Eventualmente Marco levanta-se. Do alto do seu
metro e setenta de altura, sob o emaranhado do seu cabelo ondulado e de uma
testa de tez morena e pouco marcada, Marco denuncia a força da sua juventude. Os
seus olhos, num tom de amêndoa aveludado e profundo, observam-se a eles
próprios no espelho, como que certificando a identidade do corpo a que
pertencem. Marco veste o roupão e sai do quarto. Segue, ainda pouco desperto, a
passadeira daquele longo corredor que se apresenta agora, ante os seus olhos,
como a antecâmara do mundo real, o espaço ideal para fazer essa transição do
aconchego da noite para o frenesim do dia. Marco acende um cigarro que
preparara na última madrugada, um cigarro de um qualquer vulgar tabaco de
enrolar. Num gesto natural, quase inconsciente, leva-o até à boca. A clarabóia
rasga a dormência daquele espaço interior que se alonga, austero, a todo o
comprimento da casa. Alguns metros mais à frente, oposta à grande janela que
põe fim à salubridade luminosa que impera naquele obstinadamente longo
corredor, surge uma porta aberta. Do outro lado da porta, a estreita casa de
banho, ao estilo Art Déco dos anos 20, dominada pelo xadrez dos mosaicos e a
elegante banheira de linhas rectas onde, tentando adaptar-se à luz, Marco se
prepara para mais um dia, talvez o último, num clima tropical. Depois do banho,
ao barbear-se, volta a perder-se nos seus grandes olhos, quais doces amêndoas reflectidas
no espelho. A sua mente é deixada à deriva por alguns momentos. Marco rasga então
o silêncio que até aí o acompanhara com um libertador “Foda-se” no momento em
que desfere um pequeno golpe no seu pescoço depois de um gesto mais brusco com
a lâmina de barbear. As gotas de sangue que pingam compassadas fazem lembram a
cadência do relógio, “tic-tac” ,“tic-tac”.
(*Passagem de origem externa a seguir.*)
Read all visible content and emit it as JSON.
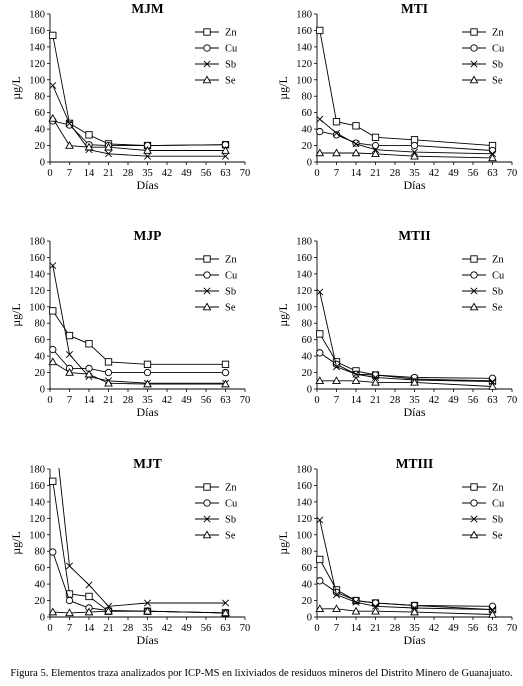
{
  "caption": "Figura 5. Elementos traza analizados por ICP-MS en lixiviados de residuos mineros del Distrito Minero de Guanajuato.",
  "chart_data": [
    {
      "type": "line",
      "title": "MJM",
      "xlabel": "Días",
      "ylabel": "µg/L",
      "xlim": [
        0,
        70
      ],
      "ylim": [
        0,
        180
      ],
      "xticks": [
        0,
        7,
        14,
        21,
        28,
        35,
        42,
        49,
        56,
        63,
        70
      ],
      "yticks": [
        0,
        20,
        40,
        60,
        80,
        100,
        120,
        140,
        160,
        180
      ],
      "grid": false,
      "legend": "top-right",
      "series": [
        {
          "name": "Zn",
          "marker": "square",
          "x": [
            1,
            7,
            14,
            21,
            35,
            63
          ],
          "y": [
            154,
            47,
            33,
            22,
            20,
            21
          ]
        },
        {
          "name": "Cu",
          "marker": "circle",
          "x": [
            1,
            7,
            14,
            21,
            35,
            63
          ],
          "y": [
            50,
            45,
            21,
            20,
            20,
            21
          ]
        },
        {
          "name": "Sb",
          "marker": "x",
          "x": [
            1,
            7,
            14,
            21,
            35,
            63
          ],
          "y": [
            93,
            47,
            15,
            10,
            7,
            7
          ]
        },
        {
          "name": "Se",
          "marker": "triangle",
          "x": [
            1,
            7,
            14,
            21,
            35,
            63
          ],
          "y": [
            53,
            20,
            18,
            18,
            14,
            14
          ]
        }
      ]
    },
    {
      "type": "line",
      "title": "MTI",
      "xlabel": "Días",
      "ylabel": "µg/L",
      "xlim": [
        0,
        70
      ],
      "ylim": [
        0,
        180
      ],
      "xticks": [
        0,
        7,
        14,
        21,
        28,
        35,
        42,
        49,
        56,
        63,
        70
      ],
      "yticks": [
        0,
        20,
        40,
        60,
        80,
        100,
        120,
        140,
        160,
        180
      ],
      "grid": false,
      "legend": "top-right",
      "series": [
        {
          "name": "Zn",
          "marker": "square",
          "x": [
            1,
            7,
            14,
            21,
            35,
            63
          ],
          "y": [
            160,
            49,
            44,
            30,
            27,
            20
          ]
        },
        {
          "name": "Cu",
          "marker": "circle",
          "x": [
            1,
            7,
            14,
            21,
            35,
            63
          ],
          "y": [
            37,
            33,
            23,
            20,
            20,
            14
          ]
        },
        {
          "name": "Sb",
          "marker": "x",
          "x": [
            1,
            7,
            14,
            21,
            35,
            63
          ],
          "y": [
            52,
            35,
            22,
            15,
            12,
            10
          ]
        },
        {
          "name": "Se",
          "marker": "triangle",
          "x": [
            1,
            7,
            14,
            21,
            35,
            63
          ],
          "y": [
            11,
            11,
            11,
            10,
            7,
            5
          ]
        }
      ]
    },
    {
      "type": "line",
      "title": "MJP",
      "xlabel": "Días",
      "ylabel": "µg/L",
      "xlim": [
        0,
        70
      ],
      "ylim": [
        0,
        180
      ],
      "xticks": [
        0,
        7,
        14,
        21,
        28,
        35,
        42,
        49,
        56,
        63,
        70
      ],
      "yticks": [
        0,
        20,
        40,
        60,
        80,
        100,
        120,
        140,
        160,
        180
      ],
      "grid": false,
      "legend": "top-right",
      "series": [
        {
          "name": "Zn",
          "marker": "square",
          "x": [
            1,
            7,
            14,
            21,
            35,
            63
          ],
          "y": [
            95,
            65,
            55,
            33,
            30,
            30
          ]
        },
        {
          "name": "Cu",
          "marker": "circle",
          "x": [
            1,
            7,
            14,
            21,
            35,
            63
          ],
          "y": [
            48,
            25,
            25,
            20,
            20,
            20
          ]
        },
        {
          "name": "Sb",
          "marker": "x",
          "x": [
            1,
            7,
            14,
            21,
            35,
            63
          ],
          "y": [
            150,
            42,
            15,
            10,
            7,
            7
          ]
        },
        {
          "name": "Se",
          "marker": "triangle",
          "x": [
            1,
            7,
            14,
            21,
            35,
            63
          ],
          "y": [
            33,
            20,
            18,
            7,
            6,
            6
          ]
        }
      ]
    },
    {
      "type": "line",
      "title": "MTII",
      "xlabel": "Días",
      "ylabel": "µg/L",
      "xlim": [
        0,
        70
      ],
      "ylim": [
        0,
        180
      ],
      "xticks": [
        0,
        7,
        14,
        21,
        28,
        35,
        42,
        49,
        56,
        63,
        70
      ],
      "yticks": [
        0,
        20,
        40,
        60,
        80,
        100,
        120,
        140,
        160,
        180
      ],
      "grid": false,
      "legend": "top-right",
      "series": [
        {
          "name": "Zn",
          "marker": "square",
          "x": [
            1,
            7,
            14,
            21,
            35,
            63
          ],
          "y": [
            67,
            33,
            22,
            17,
            12,
            10
          ]
        },
        {
          "name": "Cu",
          "marker": "circle",
          "x": [
            1,
            7,
            14,
            21,
            35,
            63
          ],
          "y": [
            44,
            30,
            18,
            17,
            14,
            13
          ]
        },
        {
          "name": "Sb",
          "marker": "x",
          "x": [
            1,
            7,
            14,
            21,
            35,
            63
          ],
          "y": [
            118,
            27,
            18,
            14,
            11,
            9
          ]
        },
        {
          "name": "Se",
          "marker": "triangle",
          "x": [
            1,
            7,
            14,
            21,
            35,
            63
          ],
          "y": [
            10,
            10,
            10,
            8,
            8,
            3
          ]
        }
      ]
    },
    {
      "type": "line",
      "title": "MJT",
      "xlabel": "Días",
      "ylabel": "µg/L",
      "xlim": [
        0,
        70
      ],
      "ylim": [
        0,
        180
      ],
      "xticks": [
        0,
        7,
        14,
        21,
        28,
        35,
        42,
        49,
        56,
        63,
        70
      ],
      "yticks": [
        0,
        20,
        40,
        60,
        80,
        100,
        120,
        140,
        160,
        180
      ],
      "grid": false,
      "legend": "top-right",
      "series": [
        {
          "name": "Zn",
          "marker": "square",
          "x": [
            1,
            7,
            14,
            21,
            35,
            63
          ],
          "y": [
            165,
            28,
            25,
            7,
            7,
            5
          ]
        },
        {
          "name": "Cu",
          "marker": "circle",
          "x": [
            1,
            7,
            14,
            21,
            35,
            63
          ],
          "y": [
            79,
            20,
            11,
            8,
            7,
            5
          ]
        },
        {
          "name": "Sb",
          "marker": "x",
          "x": [
            1,
            7,
            14,
            21,
            35,
            63
          ],
          "y": [
            250,
            62,
            39,
            13,
            17,
            17
          ]
        },
        {
          "name": "Se",
          "marker": "triangle",
          "x": [
            1,
            7,
            14,
            21,
            35,
            63
          ],
          "y": [
            6,
            5,
            6,
            7,
            7,
            5
          ]
        }
      ]
    },
    {
      "type": "line",
      "title": "MTIII",
      "xlabel": "Días",
      "ylabel": "µg/L",
      "xlim": [
        0,
        70
      ],
      "ylim": [
        0,
        180
      ],
      "xticks": [
        0,
        7,
        14,
        21,
        28,
        35,
        42,
        49,
        56,
        63,
        70
      ],
      "yticks": [
        0,
        20,
        40,
        60,
        80,
        100,
        120,
        140,
        160,
        180
      ],
      "grid": false,
      "legend": "top-right",
      "series": [
        {
          "name": "Zn",
          "marker": "square",
          "x": [
            1,
            7,
            14,
            21,
            35,
            63
          ],
          "y": [
            70,
            33,
            20,
            17,
            14,
            9
          ]
        },
        {
          "name": "Cu",
          "marker": "circle",
          "x": [
            1,
            7,
            14,
            21,
            35,
            63
          ],
          "y": [
            44,
            30,
            20,
            17,
            14,
            13
          ]
        },
        {
          "name": "Sb",
          "marker": "x",
          "x": [
            1,
            7,
            14,
            21,
            35,
            63
          ],
          "y": [
            118,
            27,
            18,
            13,
            11,
            9
          ]
        },
        {
          "name": "Se",
          "marker": "triangle",
          "x": [
            1,
            7,
            14,
            21,
            35,
            63
          ],
          "y": [
            10,
            10,
            7,
            7,
            6,
            3
          ]
        }
      ]
    }
  ]
}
A cozinha é local de passagem antes do pátio
onde toma a primeira refeição do dia. O negro do basalto e o denso e sombrio
verde da vegetação circundante contrastam com a claridade exterior e a brisa
marítima. Os raios de sol dispersam-se por entre as partículas de água em
suspensão. São dez horas da manhã e a temperatura deve rondar os 25º. Marco
desfruta de uma chávena de café, sentado a uma mesa de jardim, em ferro
forjado, que se confundo com o cenário. Marco tem 32 anos, fará em breve 33.
De momento, bebe o seu café e vai dedilhando, calmamente,
o objecto de aço inóspito e frio que segura na sua mão direita. Memórias
distantes de uma infância prematuramente interrompida e ingenuamente feliz
circulam na sua mente. O indicador desliza até ao gatilho e o punho cerrado
sobe à altura da têmpora. Marco fecha os olhos e solta uma gargalhada ao ser
invadido por outra referência da sua infância, o odor da brisa marítima
misturado com o aroma das flores insulares. Subitamente, a tranquilidade do
burburinho matinal é interrompida - o estrondo que segue o premir do gatilho é implacável
e, no ar, vive agora o cheiro a pólvora queimada e um silêncio mortificador. O
tempo pára. O corpo de Marco, caído no chão, imóvel, junto à mesa onde tomava o
pequeno-almoço começa a formar um mar de sangue. Mar esse, onde desagua um rio
rubro que transporta a pouca vida que restava dentro do corpo daquele eterno
jovem. Um sorriso tranquilizante domina a sua expressão. Marco fora, melhor,
Marco é agora verdadeiramente feliz.